Walt Whitman 1819to –1892

One of the foremost American poets, considered the father of free verse. Born to a large and struggling family in New York, he left school at the age of eleven so he could work and supplement the family income. He filled a number of different jobs at a number of different newspapers, but by his 30s he had decided to become a poet. He self-published his most famous work, Leaves of Grass, with his own savings in 1855, wanting to create a uniting epic for the common American, with himself as the central hero. It was unusual for its use of free verse and its celebration of sensuality and sexuality—many critics immediately dismissed it as obscene. But it had the influential support of Ralph Waldo Emerson, and slowly gained popularity over the years. Whitman’s hopes of uniting the country were dashed when the Civil War began, and he spent most of those years volunteering his every free moment to nurse wounded soldiers. When Abraham Lincoln was assassinated, he wrote the poems “O Captain!

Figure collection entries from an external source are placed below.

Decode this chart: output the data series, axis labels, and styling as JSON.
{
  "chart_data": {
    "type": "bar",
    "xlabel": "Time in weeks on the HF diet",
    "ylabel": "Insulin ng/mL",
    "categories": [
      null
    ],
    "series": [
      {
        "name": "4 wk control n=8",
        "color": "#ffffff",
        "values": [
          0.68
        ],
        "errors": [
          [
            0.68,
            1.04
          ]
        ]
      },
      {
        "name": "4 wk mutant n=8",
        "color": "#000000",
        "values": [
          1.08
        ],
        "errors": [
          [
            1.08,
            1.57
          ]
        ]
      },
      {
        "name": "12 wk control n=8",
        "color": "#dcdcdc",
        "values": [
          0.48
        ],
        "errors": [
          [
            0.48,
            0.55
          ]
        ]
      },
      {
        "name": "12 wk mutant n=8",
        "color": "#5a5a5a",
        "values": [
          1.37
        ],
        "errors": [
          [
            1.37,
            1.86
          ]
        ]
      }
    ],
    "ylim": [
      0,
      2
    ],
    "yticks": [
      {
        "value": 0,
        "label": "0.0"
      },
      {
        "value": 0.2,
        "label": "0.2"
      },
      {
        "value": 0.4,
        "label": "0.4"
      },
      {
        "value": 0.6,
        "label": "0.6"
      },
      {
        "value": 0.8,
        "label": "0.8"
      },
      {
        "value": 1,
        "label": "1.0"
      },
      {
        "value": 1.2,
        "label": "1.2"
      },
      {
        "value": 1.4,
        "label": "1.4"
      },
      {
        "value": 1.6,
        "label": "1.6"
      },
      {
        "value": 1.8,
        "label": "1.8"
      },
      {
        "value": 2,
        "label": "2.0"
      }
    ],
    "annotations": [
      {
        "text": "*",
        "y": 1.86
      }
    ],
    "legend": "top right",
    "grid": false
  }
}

My Captain!” and “When Lilacs Last in the Dooryard Bloom'd” in response. It was shortly after the war that Whitman met the bus conductor Peter Doyle, his close companion for many years and likely his greatest love, though publicly Whitman only ever denied having sexual attraction to men. This conflicts with accounts from Edward Carpenter and Oscar Wilde, both of whom claimed to have slept with him. Many people, then and especially now, point to the almost explicit homosexuality that is conveyed among a variety of sexualities in Leaves of Grass, but it’s hard to know where Whitman drew the line between romantic and physical love. He was constantly expanding the collection, and continued to publish new editions of his most prized work up until his death.